Early science fiction predicted we would one day be able to wear our technology. With inventions like the Apple Watch and Oculus Rift, wearable technology is on the rise.
Tech has a Wearable Computing Center with 15 different faculty members. The research of wearable computing combines specialists from computer science, electrical engineering, augmented reality, textiles, fashion and more.
The Wearable Computing Center recently put on a five panel exhibition in collaboration with the Museum of Design Atlanta (MODA) called On You: Wearing Technology. The MODA exhibit, on display until January 2017, features many examples of wearable technology including the PIXI dress and Mi.Mu gloves.
Located in the Midtown Arts District just across the street from the Woodruff Arts Center, MODA seeks to educate people in understanding and appreciating design in terms of both creativity and functionality. MODA holds events for people of all ages and interests, from Minecraft for Adults, to LEGO and Local Brew.

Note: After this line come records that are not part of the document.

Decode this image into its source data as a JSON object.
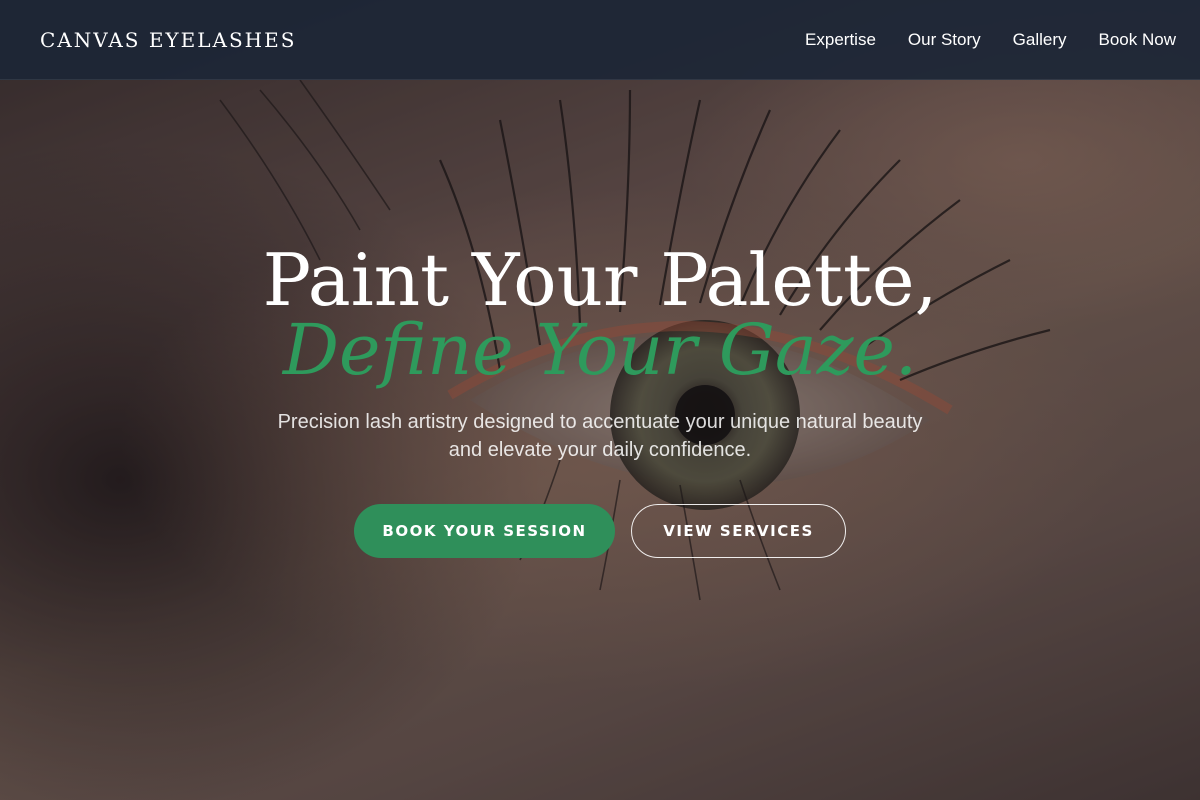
{
  "nav": {
    "brand": "CANVAS EYELASHES",
    "links": [
      "Expertise",
      "Our Story",
      "Gallery",
      "Book Now"
    ]
  },
  "hero": {
    "headline_line1": "Paint Your Palette,",
    "headline_line2": "Define Your Gaze.",
    "subtitle": "Precision lash artistry designed to accentuate your unique natural beauty and elevate your daily confidence.",
    "primary_button": "BOOK YOUR SESSION",
    "secondary_button": "VIEW SERVICES",
    "background_image": "close-up-eye-photo",
    "colors": {
      "accent_green": "#2e9a5c",
      "navbar_bg": "#1c2636",
      "button_primary": "#2f8f5a"
    }
  }
}
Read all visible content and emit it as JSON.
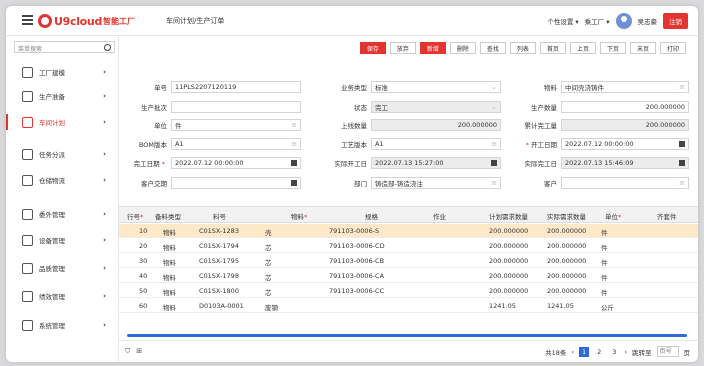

MODA also caters to a younger crowd, with weekend classes, field trips, an after school program and outreach. Future exhibitions at MODA include The Future of Food and Designing a Playful City. College students can get reduced price tickets with a valid student ID.

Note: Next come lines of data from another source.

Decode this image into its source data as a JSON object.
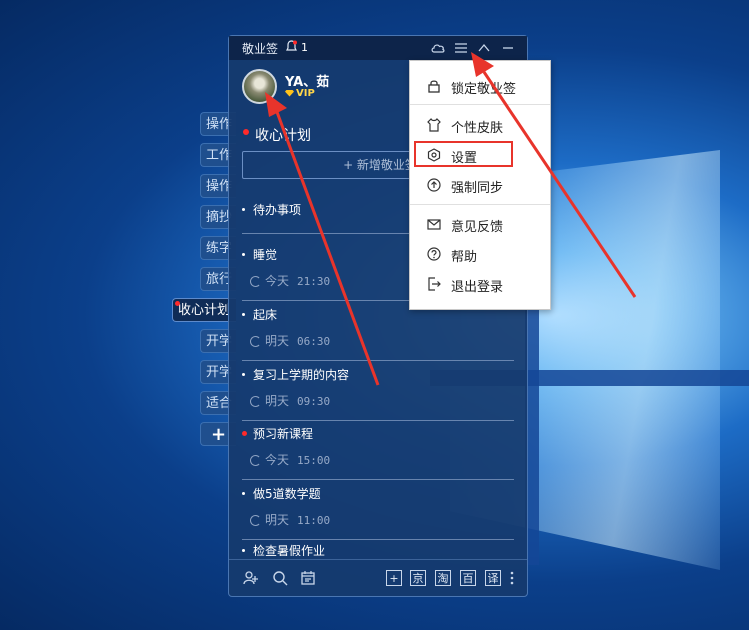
{
  "app": {
    "title": "敬业签",
    "notification_count": "1",
    "user": {
      "name": "YA、茹",
      "badge": "VIP"
    },
    "current_list": "收心计划",
    "add_button": "+ 新增敬业签"
  },
  "sidebar_tabs": [
    {
      "label": "操作"
    },
    {
      "label": "工作"
    },
    {
      "label": "操作"
    },
    {
      "label": "摘抄"
    },
    {
      "label": "练字"
    },
    {
      "label": "旅行"
    },
    {
      "label": "收心计划",
      "active": true
    },
    {
      "label": "开学"
    },
    {
      "label": "开学"
    },
    {
      "label": "适合"
    },
    {
      "label": "+"
    }
  ],
  "notes": [
    {
      "title": "待办事项",
      "day": "",
      "time": ""
    },
    {
      "title": "睡觉",
      "day": "今天",
      "time": "21:30"
    },
    {
      "title": "起床",
      "day": "明天",
      "time": "06:30"
    },
    {
      "title": "复习上学期的内容",
      "day": "明天",
      "time": "09:30"
    },
    {
      "title": "预习新课程",
      "day": "今天",
      "time": "15:00",
      "important": true
    },
    {
      "title": "做5道数学题",
      "day": "明天",
      "time": "11:00"
    },
    {
      "title": "检查暑假作业",
      "day": "",
      "time": ""
    }
  ],
  "menu": {
    "items": [
      {
        "label": "锁定敬业签",
        "icon": "lock-icon"
      },
      {
        "label": "个性皮肤",
        "icon": "shirt-icon"
      },
      {
        "label": "设置",
        "icon": "settings-hex-icon",
        "highlighted": true
      },
      {
        "label": "强制同步",
        "icon": "sync-up-icon"
      },
      {
        "label": "意见反馈",
        "icon": "mail-icon"
      },
      {
        "label": "帮助",
        "icon": "help-icon"
      },
      {
        "label": "退出登录",
        "icon": "logout-icon"
      }
    ]
  },
  "bottom_toolbar": {
    "boxes": [
      "+",
      "京",
      "淘",
      "百",
      "译"
    ]
  },
  "colors": {
    "panel": "#163a6e",
    "accent_red": "#e8342b",
    "vip": "#ffd64a"
  }
}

The PIXI dress is customizable with programmable LEDs to let the user choose what colors and lights the dress is. Mi.Mu gloves were demonstrated by musician Imogen Heap at a TED Global conference. The goal is to use the gloves to control music instead of being behind a computer or sound board. This is more intuitive and more performer-friendly.
The expert panel series concluded on Sept. 29 with their discussion on fashion and wearable technology.
This panel was moderated by Clint Zeagler. Zeagler has a B.S. in Industrial Design with a minor in textiles manufacturing from Tech and received his M.A. in fashion design from Domus Academy in Italy. He is also the Program Manager for the Wearable Computing Center.
One of the panelists, Susan Spencer commented on the definition of fashion.
“Everybody wears clothes, and it’s our primary means of expression outside of our language. When we hit puberty, it’s exactly what we’re all crazy about. It’s what we wear, to say who we are and who we belong to and what we want to be,” Spencer said.
Spencer is the founder and product manager for Valentina, an open source software project to create garment patterns using parametric design.
“With fashion tech, with all these new things with circuitry and electronics being worked into our clothing we can express ourselves in ways we’ve never even thought about before. There’s a huge opportunity here for us to make wearable clothing not just a fashion statement but also to integrate it to a certain point in our everyday world that it expresses who we are,” Spencer said.
Another panelist, Lucy Dunne, Ph.D, explains how significant an impact technology has had on the fashion industry.
“It’s almost as if we’ve been conversing with each other for the whole of human history, and now somebody’s introducing something like humor,” Dunne said. “We have words, and so humor is expressed through the words that we already understand, but we’ve never had humor before.”
Dunne works in wearable technology, smart clothing and apparel design at the University
of Minnesota.
“It’s such a seismic change in what we’re able to express, it’s like a whole new facet to what we can express. And specifically I think I see that in the kind of non-verbal dynamics that we can achieve through technology,” Dunne said.
The Wearable Computing Center at Tech focuses on transitioning wearable technology from the research stage to a viable consumer product.